Les facteurs de risques sont nombreux : dans le rapport Inserm cité plus haut, les trois plus importants sont le déclin des fonctions cérébrales et sensorielles (vision, audition…, les effets de l’âge sur le système musculaire, et les maladies rhumatologiques comme l’arthrose ou l’ostéoporose (qui peuvent déplacer le centre de gravité du corps vers l’arrière). D’autres facteurs entrent en ligne de compte : la prise de multiples médicaments, la fragilité liée à une maladie (infection, troubles cardiovasculaire, dépression…), le faible niveau d’activité physique, la malnutrition, l’isolement, ou même… la peur de chuter. Souvent, l’accident survient quand plusieurs de ces facteurs sont combinés.

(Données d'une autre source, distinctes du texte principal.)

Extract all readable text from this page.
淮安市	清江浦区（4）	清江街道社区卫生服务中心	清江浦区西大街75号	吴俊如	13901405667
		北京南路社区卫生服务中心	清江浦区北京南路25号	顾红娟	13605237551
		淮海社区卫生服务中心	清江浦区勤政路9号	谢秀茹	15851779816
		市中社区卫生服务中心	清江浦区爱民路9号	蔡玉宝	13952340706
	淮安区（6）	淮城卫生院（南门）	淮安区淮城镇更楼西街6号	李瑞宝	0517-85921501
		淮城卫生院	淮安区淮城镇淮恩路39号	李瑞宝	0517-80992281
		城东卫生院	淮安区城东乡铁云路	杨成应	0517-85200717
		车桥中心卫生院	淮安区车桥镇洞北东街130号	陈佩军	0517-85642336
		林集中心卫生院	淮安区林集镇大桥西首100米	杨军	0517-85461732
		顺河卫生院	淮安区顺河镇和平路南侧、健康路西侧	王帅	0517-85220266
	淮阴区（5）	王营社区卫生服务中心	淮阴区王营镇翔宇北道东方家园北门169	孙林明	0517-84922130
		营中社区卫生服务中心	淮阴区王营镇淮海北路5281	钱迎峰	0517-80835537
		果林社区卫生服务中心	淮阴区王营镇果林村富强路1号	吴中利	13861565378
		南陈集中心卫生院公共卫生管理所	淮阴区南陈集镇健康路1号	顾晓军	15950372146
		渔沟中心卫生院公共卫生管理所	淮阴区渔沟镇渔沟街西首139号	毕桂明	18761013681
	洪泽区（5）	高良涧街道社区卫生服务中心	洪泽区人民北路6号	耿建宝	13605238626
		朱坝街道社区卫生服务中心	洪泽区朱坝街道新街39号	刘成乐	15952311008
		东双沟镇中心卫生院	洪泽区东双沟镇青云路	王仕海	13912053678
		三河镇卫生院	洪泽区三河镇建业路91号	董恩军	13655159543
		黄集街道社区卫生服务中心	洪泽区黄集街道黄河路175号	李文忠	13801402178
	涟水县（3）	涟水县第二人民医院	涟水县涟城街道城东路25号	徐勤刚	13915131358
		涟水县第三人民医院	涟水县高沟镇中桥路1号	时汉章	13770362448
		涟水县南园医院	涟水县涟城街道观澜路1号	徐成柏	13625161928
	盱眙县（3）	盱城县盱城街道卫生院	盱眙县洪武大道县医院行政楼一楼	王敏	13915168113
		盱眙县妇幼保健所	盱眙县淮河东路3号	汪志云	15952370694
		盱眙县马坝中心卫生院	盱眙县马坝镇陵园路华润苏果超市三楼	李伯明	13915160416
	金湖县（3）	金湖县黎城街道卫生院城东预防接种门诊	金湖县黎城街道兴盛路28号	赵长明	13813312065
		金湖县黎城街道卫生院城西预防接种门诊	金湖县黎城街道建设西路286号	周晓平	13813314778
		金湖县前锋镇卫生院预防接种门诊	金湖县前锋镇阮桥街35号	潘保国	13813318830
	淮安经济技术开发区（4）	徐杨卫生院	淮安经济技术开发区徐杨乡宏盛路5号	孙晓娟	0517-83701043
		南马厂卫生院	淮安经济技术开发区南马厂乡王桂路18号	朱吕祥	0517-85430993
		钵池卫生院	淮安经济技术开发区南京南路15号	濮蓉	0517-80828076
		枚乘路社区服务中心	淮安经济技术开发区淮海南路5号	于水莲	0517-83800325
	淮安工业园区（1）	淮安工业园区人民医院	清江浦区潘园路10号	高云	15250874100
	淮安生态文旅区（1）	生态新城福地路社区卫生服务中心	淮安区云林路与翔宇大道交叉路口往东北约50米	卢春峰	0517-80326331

Quant aux circonstances, l’enquête de 2010 sur les accidents de la vie courante donne quelques repères : 7 chutes sur 10 se produisent à domicile. Les escaliers, le contexte « neige/verglas/glace », les lits, les chaises et les bancs sont principalement impliqués dans les accidents. Avec pour conséquences majoritaires les fractures (37%), notamment du col du fémur, des plaies et des contusions (entre 20 et 25%), puis d’autres types de lésions (entorses, commotions, etc.).